Hermanos, cuando vivimos cerca de Dios, la provisión y la protección no son algo que tenemos que pedir constantemente; son el resultado natural de estar en Su presencia. Salmo 91:1 dice: “El que habita al abrigo del Altísimo, morará bajo la sombra del Omnipotente”. ¿Qué significa habitar? Significa vivir, permanecer, establecerse. No es una visita ocasional, es una residencia permanente. Y cuando vivimos en ese lugar, bajo Su sombra, todo lo que necesitamos nos es dado, no porque lo merezcamos, sino porque estamos con Él y en Él.

Así que hoy los invito a reflexionar: ¿Cómo es su dependencia de Dios? ¿Es esa dependencia pasiva, donde esperan que Él haga todo mientras ustedes no mueven un dedo? ¿O es esa dependencia activa, vibrante, llena de amor, donde se acercan a Él como niños, confiando en Su protección y provisión, pero moviéndose en fe, en propósito, en acción?
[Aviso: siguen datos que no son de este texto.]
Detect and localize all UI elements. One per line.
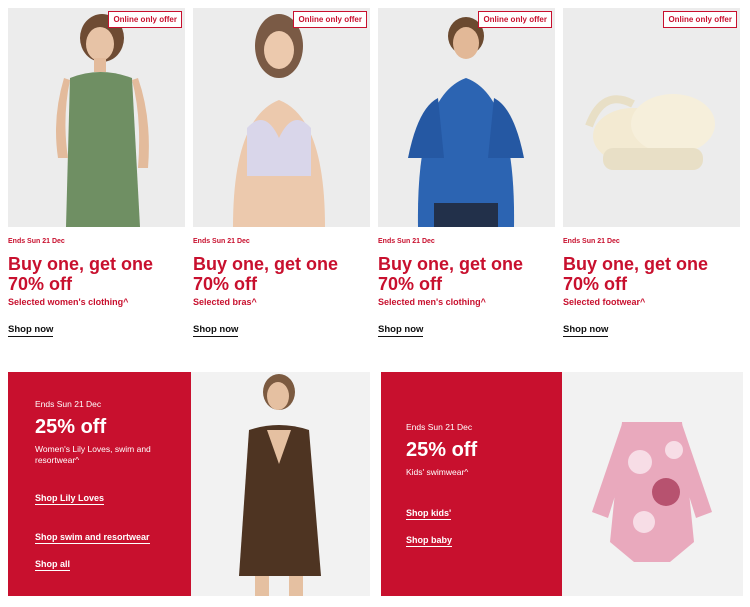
offer-subtitle: Selected women's clothing^ xyxy=(8,297,129,307)
online-only-badge: Online only offer xyxy=(108,11,182,28)
online-only-badge: Online only offer xyxy=(478,11,552,28)
woman-brown-dress-illustration xyxy=(191,372,370,596)
product-image-fluffy-sandals[interactable]: Online only offer xyxy=(563,8,740,227)
offer-end-date: Ends Sun 21 Dec xyxy=(193,238,250,245)
shop-lily-loves-link[interactable]: Shop Lily Loves xyxy=(35,493,105,505)
offer-headline: Buy one, get one 70% off xyxy=(193,254,339,294)
offer-subtitle: Selected men's clothing^ xyxy=(378,297,486,307)
promo-description: Kids' swimwear^ xyxy=(406,467,469,477)
offer-end-date: Ends Sun 21 Dec xyxy=(378,238,435,245)
shop-all-link[interactable]: Shop all xyxy=(35,559,71,571)
offer-end-date: Ends Sun 21 Dec xyxy=(8,238,65,245)
product-image-bra[interactable]: Online only offer xyxy=(193,8,370,227)
offer-subtitle: Selected footwear^ xyxy=(563,297,646,307)
shop-kids-link[interactable]: Shop kids' xyxy=(406,508,452,520)
offer-card-footwear[interactable]: Online only offer Ends Sun 21 Dec Buy on… xyxy=(563,8,740,337)
promo-image-floral-swimsuit[interactable] xyxy=(562,372,743,596)
promo-text-panel: Ends Sun 21 Dec 25% off Women's Lily Lov… xyxy=(8,372,191,596)
offer-card-womens[interactable]: Online only offer Ends Sun 21 Dec Buy on… xyxy=(8,8,185,337)
promo-headline: 25% off xyxy=(35,416,107,438)
online-only-badge: Online only offer xyxy=(663,11,737,28)
offer-headline: Buy one, get one 70% off xyxy=(378,254,524,294)
online-only-badge: Online only offer xyxy=(293,11,367,28)
product-image-womens-top[interactable]: Online only offer xyxy=(8,8,185,227)
floral-swimsuit-illustration xyxy=(562,372,743,596)
offer-headline: Buy one, get one 70% off xyxy=(563,254,709,294)
offer-headline: Buy one, get one 70% off xyxy=(8,254,154,294)
shop-baby-link[interactable]: Shop baby xyxy=(406,535,453,547)
promo-banner-lily-loves: Ends Sun 21 Dec 25% off Women's Lily Lov… xyxy=(8,372,370,596)
shop-now-link[interactable]: Shop now xyxy=(8,324,54,337)
promo-text-panel: Ends Sun 21 Dec 25% off Kids' swimwear^ … xyxy=(381,372,562,596)
fluffy-sandals-illustration xyxy=(563,8,740,227)
offer-card-bras[interactable]: Online only offer Ends Sun 21 Dec Buy on… xyxy=(193,8,370,337)
woman-green-top-illustration xyxy=(8,8,185,227)
offer-end-date: Ends Sun 21 Dec xyxy=(563,238,620,245)
man-blue-shirt-illustration xyxy=(378,8,555,227)
product-image-mens-shirt[interactable]: Online only offer xyxy=(378,8,555,227)
shop-swim-resortwear-link[interactable]: Shop swim and resortwear xyxy=(35,532,150,544)
promo-image-brown-dress[interactable] xyxy=(191,372,370,596)
promo-end-date: Ends Sun 21 Dec xyxy=(35,399,102,409)
shop-now-link[interactable]: Shop now xyxy=(378,324,424,337)
shop-now-link[interactable]: Shop now xyxy=(563,324,609,337)
promo-end-date: Ends Sun 21 Dec xyxy=(406,422,473,432)
offer-subtitle: Selected bras^ xyxy=(193,297,257,307)
offer-card-mens[interactable]: Online only offer Ends Sun 21 Dec Buy on… xyxy=(378,8,555,337)
promo-banner-kids-swimwear: Ends Sun 21 Dec 25% off Kids' swimwear^ … xyxy=(381,372,743,596)
shop-now-link[interactable]: Shop now xyxy=(193,324,239,337)
promo-headline: 25% off xyxy=(406,439,478,461)
woman-bra-illustration xyxy=(193,8,370,227)
promo-description: Women's Lily Loves, swim and resortwear^ xyxy=(35,444,151,465)
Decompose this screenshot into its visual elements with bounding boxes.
Dios no quiere que seamos espectadores de nuestra propia vida. Él quiere que vivamos en plenitud, pero esa plenitud solo se encuentra en Él. Así que acérquense a Dios como niños. Jueguen, exploren, vivan, pero siempre manténganse cerca de Él. Porque en esa dependencia, hermanos, encontramos la verdadera libertad.
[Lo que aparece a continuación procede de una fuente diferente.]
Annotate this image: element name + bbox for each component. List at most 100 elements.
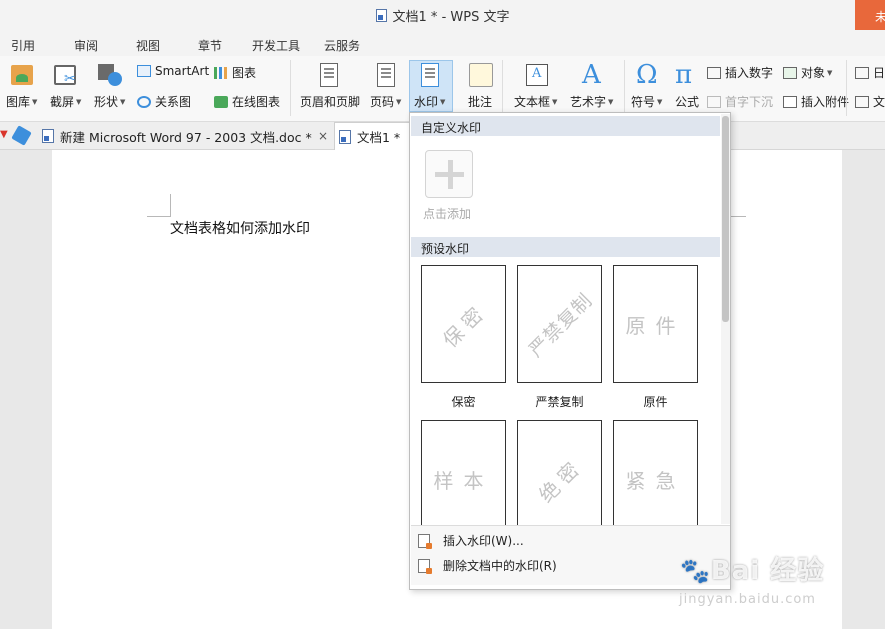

Los niños, cuando están cerca de sus padres, reciben instrucción, consuelo, orden, educación y sobre todo amor entre otras tantas cosas. Y qué es lo que da el niño a cambio, su amor incondicional, su fidelidad absoluta a Aquel en qué confía con todo su corazón.

No te confundas: no es la debilidad, la ingenuidad, la pureza o la inocencia lo que hace que de los niños sea el Reino. No son esas cualidades en sí mismas las que los hacen especiales ante Dios. Es esa indiscutible dependencia, esa cercanía natural y vivencial que un niño mantiene con sus padres. Es esa confianza absoluta, esa necesidad instintiva de estar cerca, de volver siempre a donde está su refugio. Esa es la clave que los hace poseedores del Reino. Porque el Reino de Dios no es para los que se creen autosuficientes, sino para los que, como niños, reconocen que necesitan estar cerca del Padre en todo momento.